Terwijl ik mijn jas aandoe en naar de deur loop, omdraaiend: “En als u dan toch uw gedachten de vrije loop laat, ik zou heel graag één keer een dag héél goed zijn. In Luik-Bastenaken-Luik, zo’n beetje mijn thuiswedstrijd en ook een koers die me moet liggen.”

Op 26 september 1985, ruim drie maanden na de uitgifte van mijn proflicentie, had ik definitief de drempel van de doping genomen! Ik ging mij scharen onder de echte beroepsrenners, zij die om de prijzen strijden en die daar alles voor over hebben, ook hun gezondheid. Niemand had daarvoor enige druk op mij uitgeoefend, die beslissing had ik helemaal zelf genomen, omdat ik wielrenner wilde zijn en blijven; en liefst een steeds betere worden.

Het is er uiteindelijk niet van gekomen. Ik heb nooit doping gebruikt. Daags nadat de drempel was genomen fuseerden de wielerploegen Skala (waar ik voor reed) en Skil, waardoor een surplus aan renners en begeleiding ontstond. Iedereen die nog niet voor volgend jaar had getekend, werd buitengezet en iedereen die wegwilde (bijv. Erik Breukink) mocht vertrekken. Mijn vader had altijd bedongen dat in mijn contract de clausule zou staan dat ik niet verplicht kon worden te koersen als dit onverenigbaar was met mijn studie politicologie, waardoor mijn contract afwijkend was, nog niet klaar en daardoor nog niet getekend.
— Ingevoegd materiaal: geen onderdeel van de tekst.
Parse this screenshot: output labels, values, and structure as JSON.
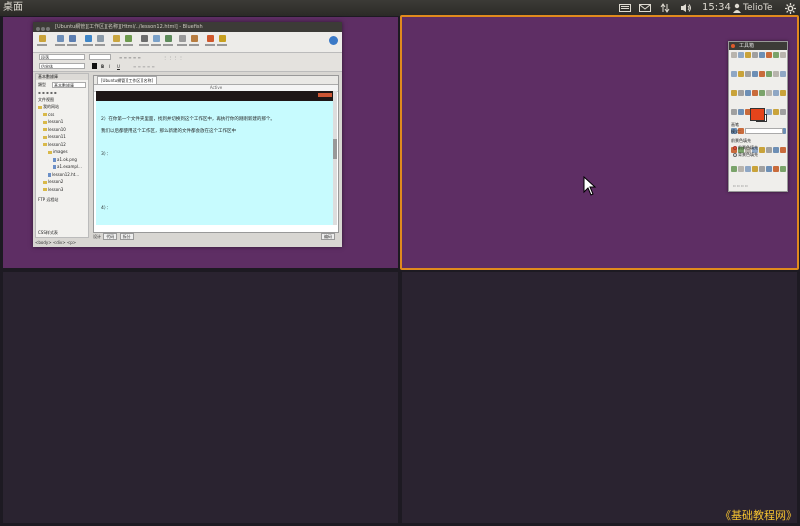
{
  "panel": {
    "title": "桌面",
    "clock": "15:34",
    "user": "TelioTe",
    "indicators": [
      "keyboard-icon",
      "mail-icon",
      "network-icon",
      "volume-icon",
      "user-icon",
      "gear-icon"
    ]
  },
  "dreamweaver": {
    "window_title": "[Ubuntu網管][工作区][名称][Html/../lesson12.html] - Bluefish",
    "doc_tab": "[Ubuntu網管][工作区][名称]",
    "ruler": "Active",
    "panel_header": "基本數據庫",
    "panel_sub": "類型",
    "panel_select": "基本數據庫",
    "file_view": "文件视图",
    "tree": [
      {
        "label": "我的网站",
        "type": "folder",
        "indent": 0
      },
      {
        "label": "css",
        "type": "folder",
        "indent": 1
      },
      {
        "label": "lesson1",
        "type": "folder",
        "indent": 1
      },
      {
        "label": "lesson10",
        "type": "folder",
        "indent": 1
      },
      {
        "label": "lesson11",
        "type": "folder",
        "indent": 1
      },
      {
        "label": "lesson12",
        "type": "folder",
        "indent": 1
      },
      {
        "label": "images",
        "type": "folder",
        "indent": 2
      },
      {
        "label": "a1.ok.png",
        "type": "file",
        "indent": 3
      },
      {
        "label": "a1.exampl...",
        "type": "file",
        "indent": 3
      },
      {
        "label": "lesson12.ht...",
        "type": "file",
        "indent": 2
      },
      {
        "label": "lesson2",
        "type": "folder",
        "indent": 1
      },
      {
        "label": "lesson3",
        "type": "folder",
        "indent": 1
      }
    ],
    "panel_footer": "FTP 远程站",
    "panel_footer2": "CSS样式表",
    "content_lines": [
      "2）在你第一个文件夹里面，找到并切换到这个工作区中，再执行你的刚刚新建的那个。",
      "我们以后都使用这个工作区，那么新建的文件都会放在这个工作区中",
      "3）：",
      "4）："
    ],
    "status_label": "设计",
    "status_tabs": [
      "代码",
      "拆分"
    ],
    "status_right": "编码",
    "tag_path": "<body> <div> <p>",
    "props": {
      "format": "段落",
      "font": "仿宋体",
      "color_label": "字体颜色"
    }
  },
  "toolbox": {
    "title": "工具箱",
    "option_label": "模式：",
    "option_title": "画笔",
    "radio_label": "前景色填充",
    "radios": [
      "前景色填充",
      "背景色填充"
    ]
  },
  "watermark": "《基础教程网》"
}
Ik kon mijn spullen pakken.

Op 5 oktober 1985 reed ik mijn laatste wedstrijdkilometers, in een onbetekenende koers in Vlaanderen. Het deed er allemaal niet meer toe. De herfst van mijn wielercarrière was snel ingevallen.

Het heeft daarna erg lang geduurd voordat ik niet meer geloofde dat daarmee ook het mooiste deel van mijn gehele leven al voorbij was. De monomane gedrevenheid van de wielrenner is geweldig! En tegelijkertijd heel gevaarlijk.